Over the past month or two, the tenor of Narendra Modi’s public pitch for power has changed. His Independence Day speech in Bhuj in Kutch is in line with the new pitch—for a party rather than a person. It was heard in Hyderabad earlier this month too, and in Pune in July. As Modi’s speeches get more political, there is less talk of personal achievement, and more attack.
Not too long ago, Modi wasn’t really selling the Bharatiya Janata Party (BJP); he was selling himself, on the strength of his record in Gujarat. Then, there was no praising of any other BJP chief minister.

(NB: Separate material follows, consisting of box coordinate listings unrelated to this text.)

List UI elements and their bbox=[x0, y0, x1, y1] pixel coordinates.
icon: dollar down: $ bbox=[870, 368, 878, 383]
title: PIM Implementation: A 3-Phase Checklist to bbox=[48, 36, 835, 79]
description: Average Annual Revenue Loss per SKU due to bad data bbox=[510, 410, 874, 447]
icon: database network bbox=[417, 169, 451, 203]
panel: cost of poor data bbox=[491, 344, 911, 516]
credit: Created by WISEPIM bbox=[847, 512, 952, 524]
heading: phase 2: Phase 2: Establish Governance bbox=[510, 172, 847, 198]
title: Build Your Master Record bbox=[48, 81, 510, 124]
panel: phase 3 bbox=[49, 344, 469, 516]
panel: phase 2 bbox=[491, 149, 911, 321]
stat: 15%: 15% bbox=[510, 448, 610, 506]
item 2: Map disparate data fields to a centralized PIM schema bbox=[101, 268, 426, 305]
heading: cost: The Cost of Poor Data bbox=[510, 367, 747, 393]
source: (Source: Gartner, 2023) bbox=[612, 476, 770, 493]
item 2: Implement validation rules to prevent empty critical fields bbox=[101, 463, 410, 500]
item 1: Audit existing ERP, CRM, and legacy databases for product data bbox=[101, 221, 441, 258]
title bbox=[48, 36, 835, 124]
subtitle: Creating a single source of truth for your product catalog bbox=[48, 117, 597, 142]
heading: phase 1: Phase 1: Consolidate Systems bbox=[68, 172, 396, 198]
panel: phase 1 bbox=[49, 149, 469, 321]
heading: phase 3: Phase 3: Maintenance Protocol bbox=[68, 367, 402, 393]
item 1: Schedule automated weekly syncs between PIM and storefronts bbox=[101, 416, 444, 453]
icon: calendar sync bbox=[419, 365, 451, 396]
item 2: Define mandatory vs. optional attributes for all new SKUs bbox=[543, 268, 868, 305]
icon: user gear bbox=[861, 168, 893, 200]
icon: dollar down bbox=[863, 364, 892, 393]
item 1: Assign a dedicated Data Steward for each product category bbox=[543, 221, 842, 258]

Now he does, not just BJP chief ministers but also potential allies. Both Chhattisgarh chief minister Raman Singh and Tamil Nadu chief minister J. Jayalalithaa of the AIADMK came in for approving mention in Hyderabad.
The endless hyperventilating on Modi on English news channels does not even begin to reflect his current stand as 2014 draws closer. The more prolonged the panel discussion, the less you learn about the minutiae of his sales pitch.
Between his speeches and tweets, there are four streams to the Modi pitch.
One, there has been no other politician in recent memory who has been so clear that he does not need the media to reach the people with an election approaching. Not a single speech is made without a jibe at the English language media. “Normally I stay away from English papers and channels. (It is) Not my responsibility to run their channels,” he said.
Then there are the barbs, such as the one delivered while making a typical Modi point about what the Planning Commission gives for tigers versus the budget for saving the lion (only found in Gujarat): “Rs.200 crore for saving the tiger—whether NDTV runs on that I do not know.” (The taunt is directed at the Save the Tiger campaign on NDTV.)
And finally, there are the terse encounters he has had with anchors like Karan Thapar and Arnab Goswami that have been much publicised—his acolytes never fail to put up the clips on YouTube. When anchors persist with pushing him in a way he doesn’t like, he gets nasty. As he told Rajdeep Sardesai of CNN IBN: “If you abuse Modi you will get a Rajya Sabha seat or a Padma Shree or a Padma Bhushan.” At the same time he goes to conclaves organized by media houses and regales stellar audiences there.
Two, on campuses and in different forums in other states, he strives to connect, shedding arrogance for persuasiveness. His comfort zones are Gujarat and Hindu culture, but he uses connections that he thinks will work. While in Odisha he tweets that the state and Gujarat are the only two that passionately share rath yatra celebrations.
In Tamil Nadu during Pongal celebrations, he greets his audience in Tamil. And whereas he usually insists on talking in Hindi to the swishest of Indian audiences or even an international one, he took the trouble to make an entire speech in reasonably fluent English in Chennai.
In Bengal he tells Bengalis how important they are. And in Hyderabad he asks: “If 4 lakh Telugus in my state can live in harmony with us, why can’t Telengana walas and Andhra walas do the same?”
If his pitch is to turn relentlessly political, however, some of the Modi USP will be lost. What works with his campus audiences is the energy of his promise: endless stories about videoconferencing villagers, farmers with soil health cards, state electricity boards pulled out of debt, the repeated emphasis on the youth dividend India can reap as a country, and the new universities he has thought of which nobody else in the world has!
Listening to Modi reminds one of Chandrababu Naidu’s chief ministerial pitch in the late 1990s. It was a similar “I am a doer” theme, but it did not succeed at the polls when he had nowhere near the liability that Modi has. Modi thinks he knows why: the difference between Naidu’s defeat and his own victory, he tells the audience in Chennai, “is that if you don’t have inclusive growth, you cannot change the face of the state”.
Modi harps on technology too, but on village development much more.
The third pitch is economic reform. Narendra Modi is not a big ideas man. Government schemes and formulas like P2 G2 (pro people, good governance) are more his thing. The reform he articulates is village level productivity. He does not talk reform any more than Manmohan Singh uses the word yaar. But he is also the man who organises Vibrant Gujarat Summits where foreign guests gush about Gujarat’s growth rate being on par with China’s.
Which brings one to the fourth stream of his pitch: secularism. This man does not want to be Prime Minister so badly that he will tell his worst critics what they want to hear on secularism. “For me secularism means India first,” he said. “If I speak against terrorism, is it communal? If I have to pay the price for this, I will pay the price.”
And, “I do not know the meaning of secularism. Earlier it meant religious harmony. Slowly it changed colour. Secularism (now) means lip sympathy to minorities. Then appeasement to minorities. Then focus on Muslims. Then hate Hindu(s).”
These are not old articulations, but recent ones. Modi is giving no quarter to his secular critics. Maybe he believes that is the way to go.
Sevanti Ninan is a media critic, author and editor of the media watch website thehoot.org. She examines the larger issues related to the media in a fortnightly column.